The 2009 Gabonese protests was rioting and popular disturbances with immediate unrest and violent opposition-led street demonstrations and growing civil disobedience movement across Port Gentil and Libreville in Gabon after the immediate results of the 2009 Gabonese presidential election was announced. Two were left dead amid the unrest, clashes and fighting between the rival forces. French interference in the actions sparked national outrage, one of the causes if the immediate unrest.

==Background==
The protests began as an opposition attempt to protest a gay at electoral difficulties, widespread irregularities and corruption in the election campaigns, according to the opposition, gained support of the president Ali Bongo and the votes was forced to be in favour of his own party (he is the son of former president Omar Bongo). The nationwide and widespread social protests and anti-election protests was caused by the results, sparking tensions and violence.

==Protests==
Security forces fired Tear gas at opposition rallies in Port Gentil, the epicentre of the massive demonstrations against the results of the elections, despite police presence. Thousands of demonstrators set fire to tires and trash boxes, while in Libreville, protesters chanted slogans against the president and the results, and called for fresh elections.

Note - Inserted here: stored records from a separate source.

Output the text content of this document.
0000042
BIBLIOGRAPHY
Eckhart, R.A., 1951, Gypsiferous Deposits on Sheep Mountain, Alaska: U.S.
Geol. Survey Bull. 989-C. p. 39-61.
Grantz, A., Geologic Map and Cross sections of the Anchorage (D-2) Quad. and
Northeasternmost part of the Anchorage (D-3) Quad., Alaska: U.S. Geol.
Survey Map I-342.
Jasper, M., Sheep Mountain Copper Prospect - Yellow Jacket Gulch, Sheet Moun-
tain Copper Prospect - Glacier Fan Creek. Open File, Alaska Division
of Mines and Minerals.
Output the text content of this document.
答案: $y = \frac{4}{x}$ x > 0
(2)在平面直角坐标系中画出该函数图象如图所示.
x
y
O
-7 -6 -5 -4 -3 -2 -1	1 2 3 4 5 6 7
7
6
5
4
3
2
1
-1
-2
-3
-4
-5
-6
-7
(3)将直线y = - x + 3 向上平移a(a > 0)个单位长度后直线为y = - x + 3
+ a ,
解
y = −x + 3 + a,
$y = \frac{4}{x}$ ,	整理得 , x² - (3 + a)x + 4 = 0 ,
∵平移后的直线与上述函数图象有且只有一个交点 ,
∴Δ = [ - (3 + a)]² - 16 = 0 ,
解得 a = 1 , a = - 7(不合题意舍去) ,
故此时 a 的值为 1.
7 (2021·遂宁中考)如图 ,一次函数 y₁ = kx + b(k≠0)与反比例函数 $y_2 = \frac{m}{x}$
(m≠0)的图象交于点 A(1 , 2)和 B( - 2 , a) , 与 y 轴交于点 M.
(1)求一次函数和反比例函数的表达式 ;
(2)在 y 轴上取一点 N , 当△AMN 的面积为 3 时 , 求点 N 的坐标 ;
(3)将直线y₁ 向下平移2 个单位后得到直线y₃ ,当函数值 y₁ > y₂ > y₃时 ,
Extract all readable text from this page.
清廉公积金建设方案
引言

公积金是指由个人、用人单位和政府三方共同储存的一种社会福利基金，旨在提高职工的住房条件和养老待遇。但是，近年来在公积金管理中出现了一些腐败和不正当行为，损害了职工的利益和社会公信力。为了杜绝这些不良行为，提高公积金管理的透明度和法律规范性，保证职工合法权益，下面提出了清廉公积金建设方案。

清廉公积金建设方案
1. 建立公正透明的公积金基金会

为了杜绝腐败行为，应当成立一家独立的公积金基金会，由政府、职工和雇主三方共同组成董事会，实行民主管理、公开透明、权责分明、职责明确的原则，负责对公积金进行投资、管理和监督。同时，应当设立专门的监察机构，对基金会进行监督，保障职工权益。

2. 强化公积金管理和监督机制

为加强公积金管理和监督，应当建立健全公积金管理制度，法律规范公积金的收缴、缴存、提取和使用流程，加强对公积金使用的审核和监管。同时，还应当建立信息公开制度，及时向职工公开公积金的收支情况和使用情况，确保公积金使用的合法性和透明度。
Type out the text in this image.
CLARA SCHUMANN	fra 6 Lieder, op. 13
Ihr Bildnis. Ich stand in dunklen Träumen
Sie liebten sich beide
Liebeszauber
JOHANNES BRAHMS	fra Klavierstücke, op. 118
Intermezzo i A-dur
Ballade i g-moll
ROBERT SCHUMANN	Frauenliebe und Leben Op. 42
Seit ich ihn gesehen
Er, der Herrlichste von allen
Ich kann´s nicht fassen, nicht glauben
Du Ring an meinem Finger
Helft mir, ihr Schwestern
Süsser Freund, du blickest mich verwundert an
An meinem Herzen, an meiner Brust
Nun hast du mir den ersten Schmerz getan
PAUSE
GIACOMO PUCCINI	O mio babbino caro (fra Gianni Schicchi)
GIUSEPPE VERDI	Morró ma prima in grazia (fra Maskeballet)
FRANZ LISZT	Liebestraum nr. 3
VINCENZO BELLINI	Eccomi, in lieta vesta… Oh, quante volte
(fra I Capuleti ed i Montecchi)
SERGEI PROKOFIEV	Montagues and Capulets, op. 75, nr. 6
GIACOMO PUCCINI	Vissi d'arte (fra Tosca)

All of its 10,000 citizens were told to stay in lockdown despite the violence, and France ordered troops into the cities. The protests continued for the next two days, with two killed in the battles with police and protesters on 5 September. Prisoners was also released, seeing the invasion of opposition-inmates in prison camps. Large-scale violence (by Riot police) and the mass demonstrations was largely ignored by the government-sponsored media, however, other media outlets did full coverage on the protests.

Protests over the disputed elections resumed on 4-5 September, despite severe lockdown and clashes. Strikes paralysed most of the eastern city of Port Gentil and two were killed in the citywide uprising. The movement called for stronger elections, the cancellation of the vote, recount of the election despite widespread irregularities. Electoral Commission reported widespread fraud during the elections.